By its very nature, estimation is a game of unknowns. When we make projections for budgets, revenue or returns, we base them on a series of wobbly assumptions. Each assumption in itself might be somewhat reasonable, but the more of them we put together, the shakier the foundation is on which we build our estimate… and the more likely the estimate is to collapse in a heap.
The fact that we base so much of our decision-making on these estimates ought to be worrisome, when we consider how they’re actually built in the first place.
We all know that the cost part of estimating relies on a series of guesstimates.
What we also know, but don’t like to admit out loud, is that those “guesstimates” usually include some or all of the following:
- We’ve never done this before and we’re going to learn how to do it on the job.
- We have no idea what this thing is yet – no specs, no parameters, nothing.
- Someone needed the estimate right away and wouldn’t stop bugging us for it, so we just invented a random number to make them go away.
- We’re basing our estimate on someone else’s equally wild-guess estimates.
- The tools we’re using to estimate are giving us unreliable data.
- We don’t care how much it costs us to do; we just care how much the client is willing to pay for it.
If that sounds familiar, there’s a reason. It’s because we’ve erased virtually all accountability for the accuracy of our estimates, and with that, we’ve eliminated the important steps that it takes to cost out a project more accurately.
This happens all the way down the line: Impatient clients can’t wait for things to be scoped out in order to lock down their budgets; account teams pressure technical or creative folks to jump the gun on their estimation process; agency management doesn’t want to invest in the man-hours to scope out a project properly prior to getting the client to sign off on the budget. And so, the chicken-or-the-egg trap of estimation continues.
Some shops are starting to recognize the value in investing in estimation. Particularly in cases where projects vary widely or where there is a lot of new learning to be done on every project, the value of this investment can pay off in spades if the estimation work is more accurate.
But often, agencies just don’t care, because pricing tends to be value-based as opposed to cost-based. “We’ll win the business and then we’ll figure out how to deliver at a profit” is a mantra that we hear time and again. Sometimes it takes being badly burned by inaccurate estimation often enough for a company to change.
The other side to forecasting the future is calculating projected revenues. And here, the estimation game goes even further afield. At least with costs, we exert some degree of control over the things we do and what we charge for them. But as for how a program will perform? That’s often so completely out of everyone’s hands that it’s almost impossible to predict.

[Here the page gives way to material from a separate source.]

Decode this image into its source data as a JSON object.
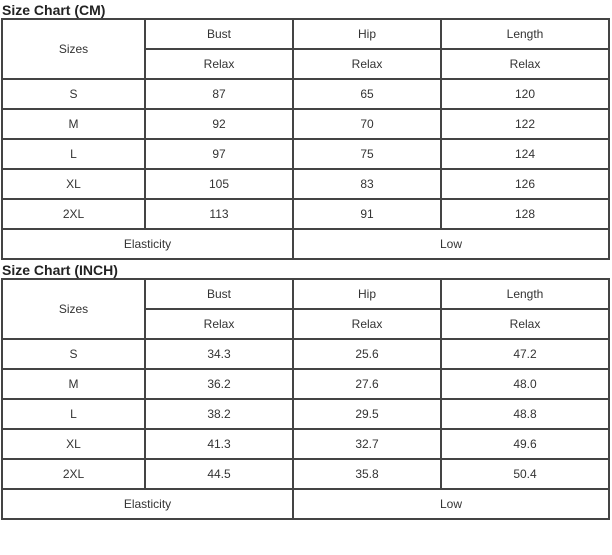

Like with the stock market, in the marketing world, past performance is not a guarantee of future performance. Still, for lack of better options, we tend to base our performance forecasts on how things did in the past.
With brand new clients or programs without history, it’s an even bigger gamble. Too often, we use “industry averages”, which are usually so average that they’re basically useless, in order to make predictions about programs that may fall well outside the norms for a variety of reasons.
Clients do themselves a disservice by asking for hard numbers from an agency for a new program, too. Not only does it create unrealistic expectations, but they’re liable to base important decisions – like hiring, corporate expansion or investment – on those forecasts.
One way around this trap is to set up a test period for the purposes of establishing benchmarks. After that initial test period, it’s likely possible to create some more reliable projections for a program’s performance moving forward. Of course, a lot will still be unknown – and there are never guarantees – but it’s better than going in completely blind.
As we see more agencies move to performance-based compensation models, the accuracy of these projections will improve. It’ll have to. Agencies have been far too content in the past to promise pie-in-the-sky results to clients, knowing that they would never be held accountable for them. But when their paycheques start to depend on delivering those results, we’ll probably see things start to shift.
Unknown X factors
What will change in the digital world? Where will the market be by this time next year? What will the competition do? Will there be an unanticipated PR nightmare for the company? Will someone get bought out, merge or fold?
In the digital world, we get comfortable with a rapid pace of change. We pretty much have to. But our projections can’t realistically be expected to take this level of unpredictability into account. A client who wants to know in 2011 how his program will be performing in 2015 is making a series of dangerous assumptions, starting with the fact that his program will even still exist in 2015 — when in all likelihood, it will have been replaced by something else entirely by then.
The further into the future you go, the less accurate your projections are. That’s just life. And in the digital world, sometimes 10 months – or even 10 days – can be considered “far” into the future. If we know what’s going to happen in the next 10 minutes, sometimes we’re doing pretty well.
But you can’t run a business like that either, nor can you make smart decisions about marketing investment with that attitude. The only solution is to run the forecasts, but expect them to change. We also should be advising our clients to amortize their marketing investments over shorter and shorter periods of time.
Ultimately, this will probably lead to a more nimble, less clunky decision-making process. More smaller investments and rapid launches of tactical initiatives, and fewer giant campaign overhauls that require months of planning and development. Because while it’s important to estimate, but it’s even more important to be able to optimize as you go along. It’s evolution for the digital age: the most adaptable are the most likely to survive.